My standing annual new year’s resolution is to find something to change my mind about. I found two things this year that standout.
Once upon a time and for a very long time I was an ardent believer in aircraft carriers. For most of this time this was not at all an unconventional point of view. About 20 years ago there began to be some tension between my support for aircraft carriers (among other expensive and historic military equipment) and my own growing understanding that spending on national defense was too high.
My understanding that it was too high was based originally on just the premise that government naturally tends to spend too much. Aircraft carriers cost billions of dollars themselves and require billions more in direct support (support ships) and indirect support (harbors, supply chains, etc.)

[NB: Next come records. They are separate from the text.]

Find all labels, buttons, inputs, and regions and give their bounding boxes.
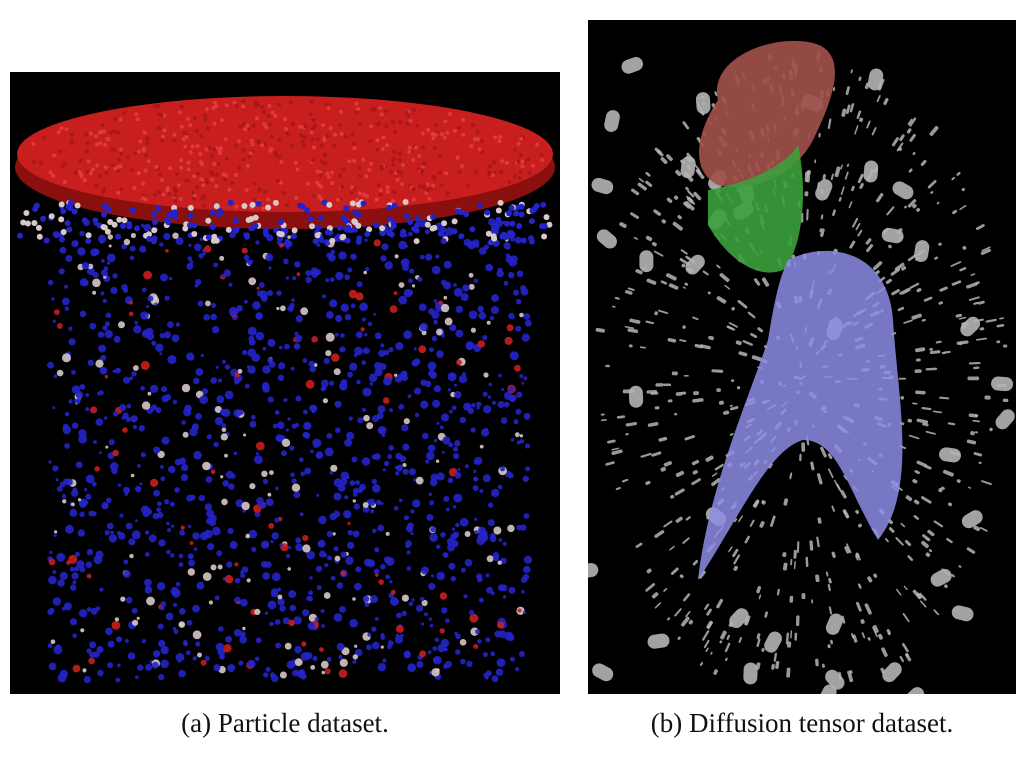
diffusion-tensor-dataset-image: [588, 20, 1016, 694]
caption-particle-dataset: (a) Particle dataset.: [181, 708, 389, 738]
particle-cloud: [15, 96, 555, 684]
segmented-regions: [698, 40, 903, 580]
caption-diffusion-tensor-dataset: (b) Diffusion tensor dataset.: [650, 708, 954, 738]
particle-dataset-image: [10, 72, 560, 694]
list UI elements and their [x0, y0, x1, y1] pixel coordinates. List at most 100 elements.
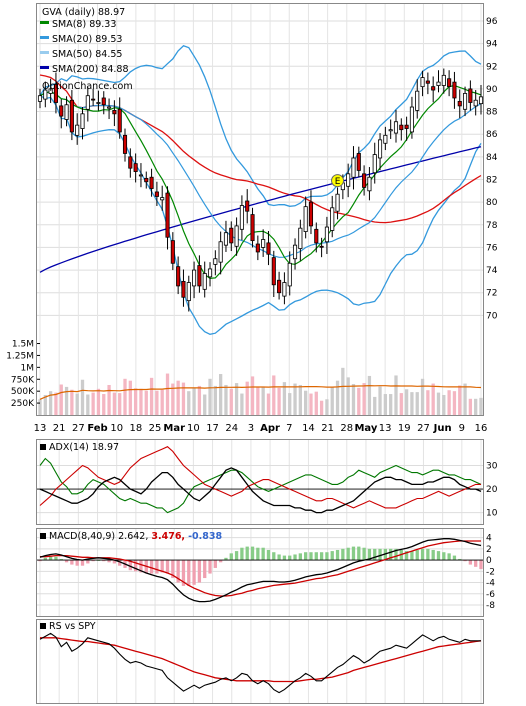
macd-tick-label: 0: [486, 556, 492, 566]
candle-body: [261, 239, 266, 248]
volume-tick-label: 750K: [11, 375, 35, 385]
macd-histogram-bar: [298, 553, 302, 561]
volume-bar: [389, 394, 393, 415]
volume-bar: [197, 385, 202, 415]
macd-histogram-bar: [463, 560, 467, 562]
volume-bar: [335, 380, 340, 415]
volume-bar: [213, 385, 217, 415]
volume-bar: [357, 387, 361, 415]
volume-bar: [431, 383, 435, 415]
candle-body: [37, 95, 43, 102]
volume-bar: [75, 393, 79, 415]
candle-body: [154, 191, 159, 197]
adx-minus-di-line: [39, 446, 481, 509]
macd-hist-value: -0.838: [188, 531, 222, 542]
x-tick-label: 21: [321, 423, 334, 434]
legend-swatch-sma200: [40, 66, 49, 69]
macd-histogram-bar: [314, 552, 318, 561]
candle-body: [165, 192, 170, 238]
candle-body: [223, 232, 229, 246]
macd-histogram-bar: [91, 560, 95, 562]
volume-bar: [203, 394, 207, 415]
candle-body: [170, 240, 175, 264]
macd-histogram-bar: [309, 552, 313, 561]
volume-bar: [80, 379, 85, 415]
volume-average-line: [39, 384, 482, 400]
legend-swatch-sma8: [40, 21, 49, 24]
volume-bar: [266, 393, 271, 415]
macd-histogram-bar: [431, 549, 435, 561]
volume-bar: [399, 393, 403, 415]
macd-histogram-bar: [155, 560, 159, 574]
candle-body: [319, 245, 324, 248]
volume-bar: [458, 385, 462, 415]
volume-bar: [160, 389, 164, 415]
candle-body: [287, 262, 292, 287]
x-tick-label: 3: [248, 423, 254, 434]
volume-bar: [128, 380, 132, 415]
candle-body: [207, 268, 213, 278]
macd-histogram-bar: [389, 548, 393, 561]
volume-bar: [48, 391, 53, 415]
candle-body: [53, 83, 58, 103]
macd-histogram-bar: [80, 560, 85, 566]
x-tick-label: 19: [398, 423, 411, 434]
price-tick-label: 88: [486, 108, 498, 118]
x-tick-label: Apr: [260, 423, 280, 434]
earnings-marker-label: E: [335, 177, 341, 187]
x-tick-label: 16: [475, 423, 488, 434]
macd-histogram-bar: [479, 560, 483, 570]
price-tick-label: 70: [486, 311, 498, 321]
volume-bar: [86, 394, 90, 415]
volume-bar: [298, 384, 302, 415]
macd-tick-label: -8: [486, 601, 495, 611]
x-tick-label: 21: [53, 423, 66, 434]
candle-body: [298, 227, 303, 249]
macd-histogram-bar: [335, 549, 340, 561]
volume-bar: [54, 392, 58, 415]
legend-sma200: SMA(200) 84.88: [52, 64, 129, 75]
macd-histogram-bar: [346, 547, 350, 561]
macd-histogram-bar: [426, 548, 430, 561]
volume-bar: [410, 392, 414, 415]
macd-histogram-bar: [160, 560, 164, 573]
volume-bars: [38, 367, 483, 415]
candle-body: [473, 99, 478, 107]
candle-body: [149, 176, 154, 189]
macd-histogram-bar: [75, 560, 79, 566]
volume-bar: [171, 383, 175, 415]
candle-body: [378, 139, 383, 159]
candle-body: [308, 201, 314, 227]
macd-histogram-bar: [468, 560, 473, 565]
macd-histogram-bar: [171, 560, 175, 579]
rs-line: [39, 632, 481, 694]
candle-body: [43, 89, 48, 100]
candle-body: [101, 97, 106, 106]
volume-bar: [91, 392, 95, 415]
candle-body: [266, 242, 271, 255]
macd-title-main: MACD(8,40,9) 2.642,: [49, 531, 148, 542]
x-tick-label: 17: [206, 423, 219, 434]
x-tick-label: 13: [34, 423, 47, 434]
price-candles: E: [37, 68, 484, 312]
macd-histogram-bar: [436, 551, 441, 561]
macd-histogram-bar: [208, 560, 212, 574]
macd-histogram-bar: [330, 551, 334, 561]
macd-histogram-bar: [458, 558, 462, 561]
volume-bar: [319, 400, 324, 415]
price-tick-label: 78: [486, 221, 498, 231]
x-tick-label: Jun: [433, 423, 452, 434]
volume-bar: [144, 390, 148, 415]
candle-body: [330, 207, 335, 231]
macd-histogram-bar: [474, 560, 478, 567]
candle-body: [229, 227, 234, 244]
macd-histogram-bar: [261, 547, 265, 561]
price-tick-label: 72: [486, 289, 497, 299]
macd-histogram-bar: [59, 558, 63, 561]
candle-body: [202, 273, 207, 290]
volume-bar: [282, 382, 287, 415]
volume-bar: [272, 375, 276, 415]
macd-histogram-bar: [452, 555, 457, 561]
candle-body: [393, 121, 399, 134]
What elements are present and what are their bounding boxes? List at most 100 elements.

Then over time I adopted a much more deferential view toward pacifism. The pacifistic belief eventually became at least equally responsible for why I believed national defense spending needed to be greatly reduced.
As it relates to aircraft carriers this started by supporting the generally libertarian position that we needed fewer aircraft carriers—where fewer does not imply zero. Recently over the past few years that attitude simplified to a position of fewer meaning eventually none where eventually was in the near-term future.
Developments like supersonic antiship missiles and the appearance of a future where the U.S. military was fighting small nation states or rogue groups rather than large superpowers fueled this development. Therefore, I attribute my now-recently-once-held belief that the U.S. no longer needed to build new aircraft carriers and could/should begin completely retiring them to the mistaken assumptions that they were unduly vulnerable and inappropriate for the future of national defense.
This piece by Austin Vernon among other things I've come to learn has caused me to reverse the extreme position that aircraft carriers are obsolete. Notice that I am not framing this change based on how a typical hawkish supporter would defend the belief—specifically, I am not saying the U.S. needs to be able to project force around the globe in multiple theaters, etc.
While I am not a full-blown pacifist, I am probably 90% of the way there as compared to the typical American's attitude. I am probably 99% of the way there compared to the typical ideological member of the military-industrial complex.
Still, this leaves room for some military needs including potentially aircraft carriers. And it now seems to me that aircraft carriers are a relatively cost-effective method of satisfying that national defense need. That is certainly not to say they couldn't and shouldn't cost considerably less including having fewer of them.
The second thing I changed my mind on relates to tax policy. I obviously advocate a much, much smaller government. One method of achieving that has been the so-called “starve the beast” strategy. The idea is reductions in taxation1 deprive the government of the funds it needs for operation thereby pressuring politicians to reduce the size and scope of government.
Alas, this has not worked. The federal government’s ability to borrow is enormous—a side benefit of being the largest, freest nation on Earth2. Hence, I now have changed my mind on this moving to a philosophy that could be named “gouge the people”.
In addition to it being unfair to future generations to sacrifice economic growth (future wealth) for benefits today we are unwilling to pay for, a policy of pay-as-you-go is likely a better strategy for fighting the growth of government.
If you want a big government, you deserve a big tax bill.3
Notice how this policy as advocated by the Reagan administration stood in contradiction to the other theorized and true-at-that-point Reagan policy of reducing taxes in order to grow tax revenue based on the Laffer Curve.
Notice the potential interplay between military might and strength of the debt that military defends.
Kind of like H. L. Mencken’s quip: “Democracy is the theory that the common people know what they want, and deserve to get it good and hard.”